Yo creo en la "banalidad del mal" tal como la formuló Hannah Arendt, con el nazi Adolf Eichmann como muestra. Este concepto se aplica al imbécil moral más que al psicópata, que tiene el eximente de venir averiado de serie (no siente ni puede sentir empatía) -una avería premiada, por cierto, por la selección natural- y ser por ello incorregible. Imbéciles morales como Eichmann son con certeza muchos de los participantes en el concurso televisivo El juego de la muerte: los que creían que al apretar un botón, instados por la presentadora, estaban causando descargas eléctricas reales a personas que veían en una pantalla. El imbécil moral sí es capaz de sentir más o menos compasión por el prójimo, pero comete acciones malévolas por su mezquindad, alienación, sumisión, pereza intelectual o pocas luces. Muchos miembros de las SS eran psicópatas; muchos votantes del Partido Nazi, simples imbéciles morales; muchos de sus líderes, peligrosos fanáticos convencidos (mezclados con no pocos oportunistas).

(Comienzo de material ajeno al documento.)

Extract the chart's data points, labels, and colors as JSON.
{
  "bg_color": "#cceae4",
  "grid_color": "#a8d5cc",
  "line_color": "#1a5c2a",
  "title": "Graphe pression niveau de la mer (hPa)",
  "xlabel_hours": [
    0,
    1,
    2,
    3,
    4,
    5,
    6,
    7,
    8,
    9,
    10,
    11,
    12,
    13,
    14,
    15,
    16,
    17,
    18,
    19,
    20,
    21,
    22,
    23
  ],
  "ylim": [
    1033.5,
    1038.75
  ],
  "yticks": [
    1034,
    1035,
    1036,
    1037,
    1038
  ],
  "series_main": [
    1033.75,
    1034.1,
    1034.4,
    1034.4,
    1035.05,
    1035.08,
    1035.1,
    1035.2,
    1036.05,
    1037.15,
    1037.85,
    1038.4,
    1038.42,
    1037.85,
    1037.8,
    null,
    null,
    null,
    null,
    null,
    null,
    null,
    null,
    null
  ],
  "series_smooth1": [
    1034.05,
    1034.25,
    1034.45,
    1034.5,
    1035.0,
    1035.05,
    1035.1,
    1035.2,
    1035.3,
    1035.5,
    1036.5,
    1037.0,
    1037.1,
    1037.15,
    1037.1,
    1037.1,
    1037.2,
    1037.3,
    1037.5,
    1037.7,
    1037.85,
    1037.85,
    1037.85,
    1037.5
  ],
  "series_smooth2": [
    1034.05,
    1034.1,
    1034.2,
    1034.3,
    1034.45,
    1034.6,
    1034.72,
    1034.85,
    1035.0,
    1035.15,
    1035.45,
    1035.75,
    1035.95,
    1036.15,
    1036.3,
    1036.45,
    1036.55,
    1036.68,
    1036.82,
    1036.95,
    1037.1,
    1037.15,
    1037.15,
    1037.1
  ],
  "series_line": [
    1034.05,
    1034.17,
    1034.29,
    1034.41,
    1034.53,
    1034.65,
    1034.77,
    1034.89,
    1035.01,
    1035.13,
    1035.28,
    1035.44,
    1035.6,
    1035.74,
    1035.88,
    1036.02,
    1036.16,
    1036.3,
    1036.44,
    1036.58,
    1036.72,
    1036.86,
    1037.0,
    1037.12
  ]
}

La teoría de juegos (o sea, las matemáticas aplicadas, no la hermenéutica ni el hebreo antiguo) nos hace ver que no es posible una humanidad poblada solo por buenos, porque los que no lo fuesen prosperarían con el engaño a costa de los primeros. Por otra parte, tampoco sería sostenible un mundo lleno de canallas, porque habría margen para que quienes no lo fuesen cooperasen y prosperaran en detrimento de aquellos. La situación evolutivamente estable sería aquella en la que coexistiesen unos y otros en ciertas proporciones. Dicho de otro modo, que siempre habrá mala gente en la sociedad, que esto es algo no erradicable (da igual lo mucho o bien que invirtamos en educación o en políticas sociales) que tenemos que asumir como lo hacemos con la gravedad o la inevitabilidad de la muerte. Muy pocos dudan de la necesidad de apartar de la sociedad a quienes con sus actos -¡ojo!: no con sus inclinaciones- ponen en peligro al prójimo: esto, llámese justicia, profilaxis o como se quiera, no debe ser tomado como una tragedia.